Paris, 13 octobre 2016.- Ce mardi 8 novembre aura lieu une journée de contestation infirmière. Initiée par des syndicats infirmiers salariés, cette manifestation regroupe désormais 12 organisations du public, privé, scolaire, cadres, enseignants, et spécialistes (puéricultrices, IADE, IBODE).

Aujourd’hui, face aux difficultés que rencontrent aussi les infirmières libérales, le Sniil, syndicat infirmier libéral représentatif, rejoint ce rassemblement : et appelle les 116 800 infirmières libérales de France à manifester également ce 8 novembre pour montrer massivement leur mécontentement.

Ce jour-là, c’est donc à une manifestation réellement unitaire, rassemblant la profession de santé la plus importante de France (660 611 infirmières et infirmiers), que l’on assistera.

En effet, malgré certaines divergences de vues, force est de constater que ce sont bien tous les infirmiers et infirmières de France, tous modes d’exercice confondus, qui subissent manque de reconnaissance et de considération. Ainsi, comme leurs consoeurs et confrères salariés, les infirmières libérales sont victimes :
• d’une dégradation de leurs conditions de travail, avec multiplication des agressions physiques au domicile des patients ou lors de leurs déplacements,
• de la non-reconnaissance de la pénibilité de leur travail, malgré une obligation de continuité des soins 24h/24h et 7j/7j,
• de l’obsolescence du décret d’actes infirmiers, mais aussi, en ce qui concerne leur exercice propre, de la Nomenclature Générale des Actes Professionnels.

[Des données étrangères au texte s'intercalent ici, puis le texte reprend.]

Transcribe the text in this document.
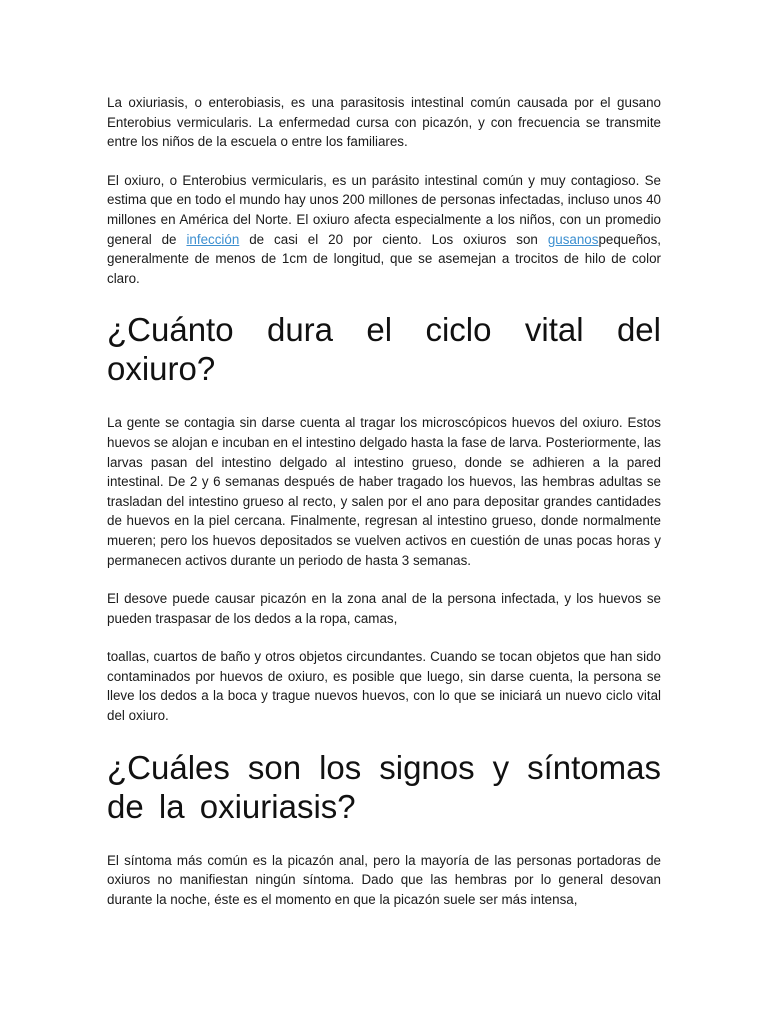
La oxiuriasis, o enterobiasis, es una parasitosis intestinal común causada por el gusano Enterobius vermicularis. La enfermedad cursa con picazón, y con frecuencia se transmite entre los niños de la escuela o entre los familiares.

El oxiuro, o Enterobius vermicularis, es un parásito intestinal común y muy contagioso. Se estima que en todo el mundo hay unos 200 millones de personas infectadas, incluso unos 40 millones en América del Norte. El oxiuro afecta especialmente a los niños, con un promedio general de infección de casi el 20 por ciento. Los oxiuros son gusanospequeños, generalmente de menos de 1cm de longitud, que se asemejan a trocitos de hilo de color claro.

¿Cuánto dura el ciclo vital del oxiuro?

La gente se contagia sin darse cuenta al tragar los microscópicos huevos del oxiuro. Estos huevos se alojan e incuban en el intestino delgado hasta la fase de larva. Posteriormente, las larvas pasan del intestino delgado al intestino grueso, donde se adhieren a la pared intestinal. De 2 y 6 semanas después de haber tragado los huevos, las hembras adultas se trasladan del intestino grueso al recto, y salen por el ano para depositar grandes cantidades de huevos en la piel cercana. Finalmente, regresan al intestino grueso, donde normalmente mueren; pero los huevos depositados se vuelven activos en cuestión de unas pocas horas y permanecen activos durante un periodo de hasta 3 semanas.

El desove puede causar picazón en la zona anal de la persona infectada, y los huevos se pueden traspasar de los dedos a la ropa, camas,

toallas, cuartos de baño y otros objetos circundantes. Cuando se tocan objetos que han sido contaminados por huevos de oxiuro, es posible que luego, sin darse cuenta, la persona se lleve los dedos a la boca y trague nuevos huevos, con lo que se iniciará un nuevo ciclo vital del oxiuro.

¿Cuáles son los signos y síntomas de la oxiuriasis?

El síntoma más común es la picazón anal, pero la mayoría de las personas portadoras de oxiuros no manifiestan ningún síntoma. Dado que las hembras por lo general desovan durante la noche, éste es el momento en que la picazón suele ser más intensa,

Par ailleurs, les infirmières libérales, professionnelles de santé les plus proches de la population par leur nombre mais aussi par leur répartition sur le territoire , revendiquent également :
• des concertations régulières, au même titre que les médecins, sur tous les sujets de santé publique (exemple : débat sur la vaccination s’effectuant sans infirmières libérales !),
• une consultation de leurs représentants pour tout changement dans leur exercice (exemple : mise en place de délégation d’actes infirmiers aux aides-soignants réalisée sans aucune concertation !),
• une protection maternité identique à celle prévue pour les femmes médecins dans le PLFSS 2017,
• et, surtout, la prise en compte de l’ensemble de leurs compétences qui, si elles étaient toutes utilisées, pourraient être source d’économies. Et c’est ainsi qu’au lieu de chercher à rogner comme d’habitude dans le budget de la Sécurité Sociale (4Mds€ d’économies prévues dans le PLFSS 2017), le gouvernement devrait avoir le courage politique de donner aux infirmières libérales de nouvelles attributions (suivi des malades chroniques et des personnes âgées en risque de dépendance avec information au médecin traitant ; élargissement du droit infirmier à vacciner…). Ou plus simple encore, de permettre l’inscription dans leur nomenclature de nouveaux actes (suivi infirmier en surveillance post-ambulatoire de plusieurs pathologies ; prise en charge de patients psychiatriques…).

Enfin, conscient de la nécessaire unité dans la revendication, le Sniil invite l’ensemble des autres syndicats infirmiers libéraux à rejoindre le mouvement du 8 novembre. Et à se rassembler ce même jour pour défendre la condition infirmière, parmi laquelle celle des libéraux.